Where does that leave the rest of us? There are a few others on the Seed Accelerator Rankings list that have innovative business models and impressive traction. What makes the chart difficult is that it is measuring all of us using the same metrics; however, not all of us have the same purpose, profit motive, nor business model.
SURGE entered Houston in 2010 as a for-profit seed accelerator that focused exclusively on energy. We had local competition that lacked a strong unique value proposition…but wait…this was our great debate and something to discuss and consider. Who was our customer? SURGE was built upon and guided by being “entrepreneurs 1st.” While SURGE built a true value proposition to energy entrepreneur’s around the world (we offered access to the customers, the experts, and energy-knowledgable investors), we were unable to compete against our local competitors when it came to sustaining our revenue model.
The SURGE Lean Canvas
While our long-term model was to generate returns from exits, we are still only 5-6 years into the cycle, and exits were never forecasted to come for another few years. And with the current state of one of our focus industries, oil & gas, and the lack of innovation of our Texas-based utilities, the exit timeline has only extended. This forced stress upon our short-term model: generate sponsorships to pay for the lean cost structure.

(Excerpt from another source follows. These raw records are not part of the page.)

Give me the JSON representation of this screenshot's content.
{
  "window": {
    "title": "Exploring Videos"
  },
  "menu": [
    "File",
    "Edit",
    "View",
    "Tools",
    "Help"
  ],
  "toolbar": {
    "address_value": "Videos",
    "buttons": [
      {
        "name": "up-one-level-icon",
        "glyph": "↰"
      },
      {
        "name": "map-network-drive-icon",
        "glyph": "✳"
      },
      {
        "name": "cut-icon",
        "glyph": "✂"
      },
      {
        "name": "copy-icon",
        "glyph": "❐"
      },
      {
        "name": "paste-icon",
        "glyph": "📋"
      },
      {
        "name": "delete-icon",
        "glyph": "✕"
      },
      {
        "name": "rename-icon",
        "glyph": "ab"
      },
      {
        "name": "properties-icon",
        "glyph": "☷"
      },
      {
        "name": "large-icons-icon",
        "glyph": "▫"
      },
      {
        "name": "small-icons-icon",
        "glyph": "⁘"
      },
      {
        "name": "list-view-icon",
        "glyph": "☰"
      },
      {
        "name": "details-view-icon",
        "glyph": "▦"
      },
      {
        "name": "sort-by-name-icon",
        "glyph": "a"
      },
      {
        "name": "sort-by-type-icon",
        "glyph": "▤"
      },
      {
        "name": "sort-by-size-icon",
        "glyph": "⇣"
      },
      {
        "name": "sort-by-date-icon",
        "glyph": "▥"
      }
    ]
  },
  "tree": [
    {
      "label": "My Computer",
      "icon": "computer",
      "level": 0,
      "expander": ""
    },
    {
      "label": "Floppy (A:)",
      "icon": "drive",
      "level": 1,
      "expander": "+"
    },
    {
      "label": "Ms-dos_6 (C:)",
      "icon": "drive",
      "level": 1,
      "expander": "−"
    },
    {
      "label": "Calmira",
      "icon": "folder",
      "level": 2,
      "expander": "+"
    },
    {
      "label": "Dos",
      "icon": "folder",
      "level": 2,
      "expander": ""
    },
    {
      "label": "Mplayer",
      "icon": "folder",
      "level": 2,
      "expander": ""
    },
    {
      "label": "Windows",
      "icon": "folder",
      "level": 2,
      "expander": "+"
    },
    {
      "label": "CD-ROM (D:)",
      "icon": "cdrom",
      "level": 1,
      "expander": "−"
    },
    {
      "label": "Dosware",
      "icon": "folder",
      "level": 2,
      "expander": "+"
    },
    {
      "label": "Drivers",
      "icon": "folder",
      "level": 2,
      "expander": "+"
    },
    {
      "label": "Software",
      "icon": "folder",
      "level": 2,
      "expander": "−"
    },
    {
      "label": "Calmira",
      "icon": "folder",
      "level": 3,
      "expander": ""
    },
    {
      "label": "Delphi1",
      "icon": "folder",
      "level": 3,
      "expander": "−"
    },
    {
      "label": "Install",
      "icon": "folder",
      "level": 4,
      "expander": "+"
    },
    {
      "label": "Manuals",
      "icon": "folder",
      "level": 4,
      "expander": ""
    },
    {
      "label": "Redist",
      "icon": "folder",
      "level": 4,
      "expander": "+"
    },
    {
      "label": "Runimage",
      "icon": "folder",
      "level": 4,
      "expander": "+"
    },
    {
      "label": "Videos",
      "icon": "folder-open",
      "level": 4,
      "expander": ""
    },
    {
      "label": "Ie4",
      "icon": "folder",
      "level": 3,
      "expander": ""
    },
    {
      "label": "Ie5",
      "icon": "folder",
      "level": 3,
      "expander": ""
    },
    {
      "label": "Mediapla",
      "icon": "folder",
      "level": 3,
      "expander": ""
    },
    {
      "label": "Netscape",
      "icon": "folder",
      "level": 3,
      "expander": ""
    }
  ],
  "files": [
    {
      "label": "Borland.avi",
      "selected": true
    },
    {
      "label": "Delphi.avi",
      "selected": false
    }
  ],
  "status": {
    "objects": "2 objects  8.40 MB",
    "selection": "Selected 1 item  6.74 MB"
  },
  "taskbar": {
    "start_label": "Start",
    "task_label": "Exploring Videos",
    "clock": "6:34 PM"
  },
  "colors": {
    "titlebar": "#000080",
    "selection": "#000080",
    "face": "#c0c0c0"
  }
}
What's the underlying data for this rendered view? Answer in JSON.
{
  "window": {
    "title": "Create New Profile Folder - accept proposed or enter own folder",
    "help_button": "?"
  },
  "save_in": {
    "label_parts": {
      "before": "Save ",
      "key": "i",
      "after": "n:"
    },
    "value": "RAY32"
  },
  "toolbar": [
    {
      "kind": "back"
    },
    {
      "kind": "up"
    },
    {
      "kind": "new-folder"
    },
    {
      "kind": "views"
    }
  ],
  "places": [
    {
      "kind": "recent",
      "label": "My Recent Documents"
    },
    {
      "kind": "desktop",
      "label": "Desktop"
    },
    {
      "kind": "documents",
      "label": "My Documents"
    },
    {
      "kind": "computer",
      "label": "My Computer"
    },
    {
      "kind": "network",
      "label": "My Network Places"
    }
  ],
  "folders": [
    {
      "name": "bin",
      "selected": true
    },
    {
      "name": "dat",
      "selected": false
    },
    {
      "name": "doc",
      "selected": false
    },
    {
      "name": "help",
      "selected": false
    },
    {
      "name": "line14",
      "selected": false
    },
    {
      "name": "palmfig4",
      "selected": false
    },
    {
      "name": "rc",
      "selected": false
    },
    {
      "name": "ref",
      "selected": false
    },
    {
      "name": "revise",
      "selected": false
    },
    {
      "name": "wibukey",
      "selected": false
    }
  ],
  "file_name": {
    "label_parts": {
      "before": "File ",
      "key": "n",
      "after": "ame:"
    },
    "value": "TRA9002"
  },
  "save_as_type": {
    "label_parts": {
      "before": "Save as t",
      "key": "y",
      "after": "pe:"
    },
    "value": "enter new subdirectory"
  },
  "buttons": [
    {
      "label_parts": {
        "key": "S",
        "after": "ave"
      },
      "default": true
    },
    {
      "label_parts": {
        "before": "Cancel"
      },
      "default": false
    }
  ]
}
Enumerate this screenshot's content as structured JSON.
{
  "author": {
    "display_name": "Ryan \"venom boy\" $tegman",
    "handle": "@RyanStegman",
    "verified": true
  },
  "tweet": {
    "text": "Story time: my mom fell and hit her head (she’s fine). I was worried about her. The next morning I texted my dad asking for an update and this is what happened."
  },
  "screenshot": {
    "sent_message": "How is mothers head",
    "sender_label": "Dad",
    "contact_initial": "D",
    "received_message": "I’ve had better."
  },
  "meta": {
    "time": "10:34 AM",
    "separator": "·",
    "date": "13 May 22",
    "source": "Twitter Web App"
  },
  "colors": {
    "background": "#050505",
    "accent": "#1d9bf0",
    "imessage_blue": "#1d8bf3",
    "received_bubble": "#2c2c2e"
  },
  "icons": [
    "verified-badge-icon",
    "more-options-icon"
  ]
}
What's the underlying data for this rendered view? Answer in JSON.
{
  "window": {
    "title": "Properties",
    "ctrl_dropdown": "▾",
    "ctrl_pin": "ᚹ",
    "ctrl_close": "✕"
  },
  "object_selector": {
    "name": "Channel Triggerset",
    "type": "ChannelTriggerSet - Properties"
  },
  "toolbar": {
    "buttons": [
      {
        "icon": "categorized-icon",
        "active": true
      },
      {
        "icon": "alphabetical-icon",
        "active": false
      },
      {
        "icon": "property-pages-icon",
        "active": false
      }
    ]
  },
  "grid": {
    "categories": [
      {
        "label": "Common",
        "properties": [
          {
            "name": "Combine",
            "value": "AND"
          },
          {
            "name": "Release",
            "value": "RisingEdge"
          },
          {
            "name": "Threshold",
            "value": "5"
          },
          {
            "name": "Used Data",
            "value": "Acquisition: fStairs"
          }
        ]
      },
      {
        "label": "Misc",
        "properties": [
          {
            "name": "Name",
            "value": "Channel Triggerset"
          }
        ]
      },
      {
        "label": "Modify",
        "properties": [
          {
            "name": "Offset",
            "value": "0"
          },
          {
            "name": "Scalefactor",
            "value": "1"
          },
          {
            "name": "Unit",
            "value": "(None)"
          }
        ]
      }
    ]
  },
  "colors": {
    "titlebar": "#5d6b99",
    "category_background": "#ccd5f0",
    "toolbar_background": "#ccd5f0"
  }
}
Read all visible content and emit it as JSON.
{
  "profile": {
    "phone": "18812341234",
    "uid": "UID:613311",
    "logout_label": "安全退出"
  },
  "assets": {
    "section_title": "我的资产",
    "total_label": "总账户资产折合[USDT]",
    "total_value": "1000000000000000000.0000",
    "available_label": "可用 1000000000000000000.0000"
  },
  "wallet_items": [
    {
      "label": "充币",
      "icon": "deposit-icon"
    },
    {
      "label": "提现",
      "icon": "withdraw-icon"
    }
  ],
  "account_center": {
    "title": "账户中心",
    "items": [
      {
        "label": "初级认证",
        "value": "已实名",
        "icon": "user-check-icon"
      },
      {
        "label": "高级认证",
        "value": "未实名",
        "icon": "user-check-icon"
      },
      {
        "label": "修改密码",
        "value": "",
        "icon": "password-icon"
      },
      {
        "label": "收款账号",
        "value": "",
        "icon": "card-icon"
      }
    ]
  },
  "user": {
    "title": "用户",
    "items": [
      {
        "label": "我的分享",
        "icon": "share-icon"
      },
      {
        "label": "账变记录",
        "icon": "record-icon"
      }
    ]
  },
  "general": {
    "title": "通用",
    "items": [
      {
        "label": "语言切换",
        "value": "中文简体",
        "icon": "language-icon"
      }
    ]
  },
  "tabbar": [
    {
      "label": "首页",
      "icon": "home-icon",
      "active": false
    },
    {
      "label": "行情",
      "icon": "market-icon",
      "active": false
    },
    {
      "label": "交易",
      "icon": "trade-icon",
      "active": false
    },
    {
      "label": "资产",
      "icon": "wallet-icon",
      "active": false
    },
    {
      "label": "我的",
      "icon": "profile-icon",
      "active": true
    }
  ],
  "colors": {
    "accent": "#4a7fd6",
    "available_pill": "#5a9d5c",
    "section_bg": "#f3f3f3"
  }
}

Who is our customer? I still believe it is the entrepreneur, but our revenue model (at least until we birth a unicorn (save this conversation and read one of my last posts) is dependent upon our partners to pay for our annual budget, not our focused customer.
SURGE 2.0
While I am now a professional surfer, my mind, heart, and soul is still deeply connected to SURGE’s awesome entrepreneurs and multiple industries within energy that need to be improved, dramatically. Energy needs entrepreneurs brave enough and big enough to take on the largest players head-to-head. A few of these ideas will not be birthed inside of an accelerator; however, they could be and may still happen.
When we started SURGE, world domination was always on our mind. We believed that while Houston is the best HQ for an energy accelerator (largest number of customers, experts, and investors across the entire energy value chain from upstream oil & gas, to midstream, to downstream, to power generation, and even cleantech), there are other places around the world that excel in key technological and customer specific areas and having a “global footprint” was important for a few reasons. First, while Silicon Valley continues to lead in generating electron entrepreneurs across all industries…energy is special and requires deep domain expertise. Second, in order to sustain our short-term business model (covering our overhead), we needed to capture the financial support of the energy industry. Houston alone is untenable (strong local competition, need to have larger footprint, closer presence to check writers).
We started down the road to build an alliance of the top energy focused programs around the world. We lacked the resources to pull this off…but I believe it must be done and the result will have a global impact.
Proposal
I propose that the key leading programs around the world should unite and work together to accelerate the best energy startups from around the world. I believe a global alliance will be large enough and close enough to open up the checkbooks of the largest energy customers to support (sponsor) to program. An alliance will grab the attention and support of key institutional and angel investors to write larger checks for capital necessary to create true momentum. An alliance will attract the best entrepreneurs in the world that can leverage the global mentors, partners, investors, and customers.
7 comments
Kirk,
Sad to hear SURGE has gone quiet. Where would you suggest someone with a disruptive concept go for help in SURGE’s absence? I am the CEO of a start-up offshore renewable energy company based in Houston, Excipio Energy, and I will be the first to say we need all the help we can get.
Roy Robinson
Great read Kirk. All the energy programs and check writers could unite but looking at the other side of the ecosystem how does the oil and gas industry slow adoption cycle fit into this? I’ve seen at least a few energy startups who do have all the money they need (or even more than they need), yet have a hard time penetrating the industry, Tachyus would be a good example.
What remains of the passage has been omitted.